Une autre erreur grossière est également commise du point de vue de la psychologie. Ce ne sont pas des incitations financières qui, en l’état actuel, pourront améliorer en quoi que ce soit la recherche française. Si les primes doivent être distribuées localement et de façon opaque, les petits puissants continueront à se gaver entre eux. Il existe en revanche un sentiment qui, de façon négative ou positive, peut fortement influer sur l’implication des universitaires et des chercheurs dans leurs travaux : c’est le sens de la justice. Tant que les recrutements, promotions, primes et autres avantages ne seront pas décidés et attribués de façon collégiale, sur la base de critères scientifiques transparents et acceptés par tous, le sentiment d’injustice continuera à provoquer frustrations et découragements. C’est sur ce terrain qu’il faut agir en premier lieu si l’on veut améliorer quoi que ce soit. Il y a beaucoup à faire pour aller vers « des universités plus justes », pour reprendre le titre d’une contribution importante aux débats récents.

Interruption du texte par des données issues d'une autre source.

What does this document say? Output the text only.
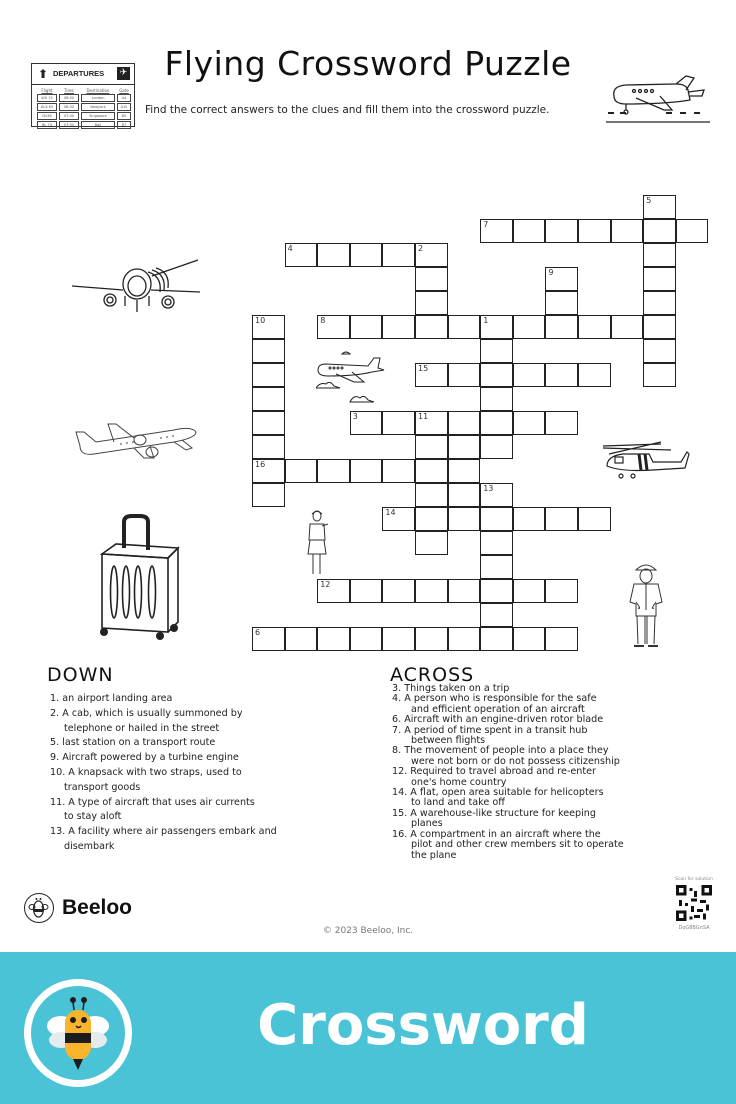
Flying Crossword Puzzle
Find the correct answers to the clues and fill them into the crossword puzzle.
⬆ DEPARTURES	✈
Flight	Time	Destination	Gate
WX 15	08:00	London	A4
ALX 63	08:30	Newyork	A10
Dx38	07:00	Singapore	B5
BL 74	07:30	Bali	B7
5
7
4	2
9
10	8	1
15
3	11
16
13
14
12
6
DOWN
1. an airport landing area
2. A cab, which is usually summoned by
telephone or hailed in the street
5. last station on a transport route
9. Aircraft powered by a turbine engine
10. A knapsack with two straps, used to
transport goods
11. A type of aircraft that uses air currents
to stay aloft
13. A facility where air passengers embark and
disembark
ACROSS
3. Things taken on a trip
4. A person who is responsible for the safe
and efficient operation of an aircraft
6. Aircraft with an engine-driven rotor blade
7. A period of time spent in a transit hub
between flights
8. The movement of people into a place they
were not born or do not possess citizenship
12. Required to travel abroad and re-enter
one's home country
14. A flat, open area suitable for helicopters
to land and take off
15. A warehouse-like structure for keeping
planes
16. A compartment in an aircraft where the
pilot and other crew members sit to operate
the plane
Beeloo
© 2023 Beeloo, Inc.
Scan for solution
DoG8BGnSA
Crossword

La volonté obsessionnelle de distinguer entre bons et mauvais chercheurs, et de sanctionner les universitaires qui ne feraient aucune recherche (la plupart d’entre eux, selon l’inénarrable Jean-Robert Pitte - voir une réponse à ses propos) me semble liée à une erreur de sociologie du monde universitaire. (Faute de données chiffrées, je parle ici en fonction de ma perception du phénomène, qui peut être faillible ; je soumets du moins cette piste à la discussion.) La thèse « nouveau régime », adoptée en 1984, a eu des effets positifs quant au niveau d’exigence scientifique attendu des jeunes universitaires. Elle a produit, depuis vingt ans, des cohortes de maîtres de conférences qui sont tout à la fois attachés à leur rôle d’enseignant et désireux de poursuivre des travaux de recherche, dans des conditions de plus en plus difficiles. Ce sont eux, parfois passés professeurs, qui forment le coeur du mouvement actuel et qui se sentent insultés par le soupçon de fainéantise et d’incompétence que leur renvoie en permanence le pouvoir.
Finalement, du point de vue de la science politique, la grande erreur de Bernard Belloc a été de sous-estimer les résistances que ses propositions rencontreraient. Pour son malheur, comme les différents points passés en revue suffisent à l’indiquer, ces résistances sont légitimes. C’est pour cette raison qu’elles ne faiblissent pas. Inutile d’y insister davantage ici.
Pour conclure, on peut revenir au thème général de ce carnet. Dans la tribune de 2004, le projet de « libérer les chercheurs » par leur mise en concurrence impliquait la création d’une instance d’évaluation. Nous avons tellement été habitués à cette équation qu’elle ne nous surprend plus. Et pourtant, elle le devrait. Si la solution miracle était dans le passage à des mécanismes de marché, on aurait pu s’attendre à une demande plus radicale, qui aurait tout simplement été celle d’une libéralisation du marché du travail universitaire. L’alternative entre ces deux propositions permet d’ouvrir une piste d’interprétation : l’évaluation, telle que la promeuvent les managers publics, ne serait au fond qu’un substitut administratif du marché. C’est ce qu’on tentera d’expliquer dans un prochain billet.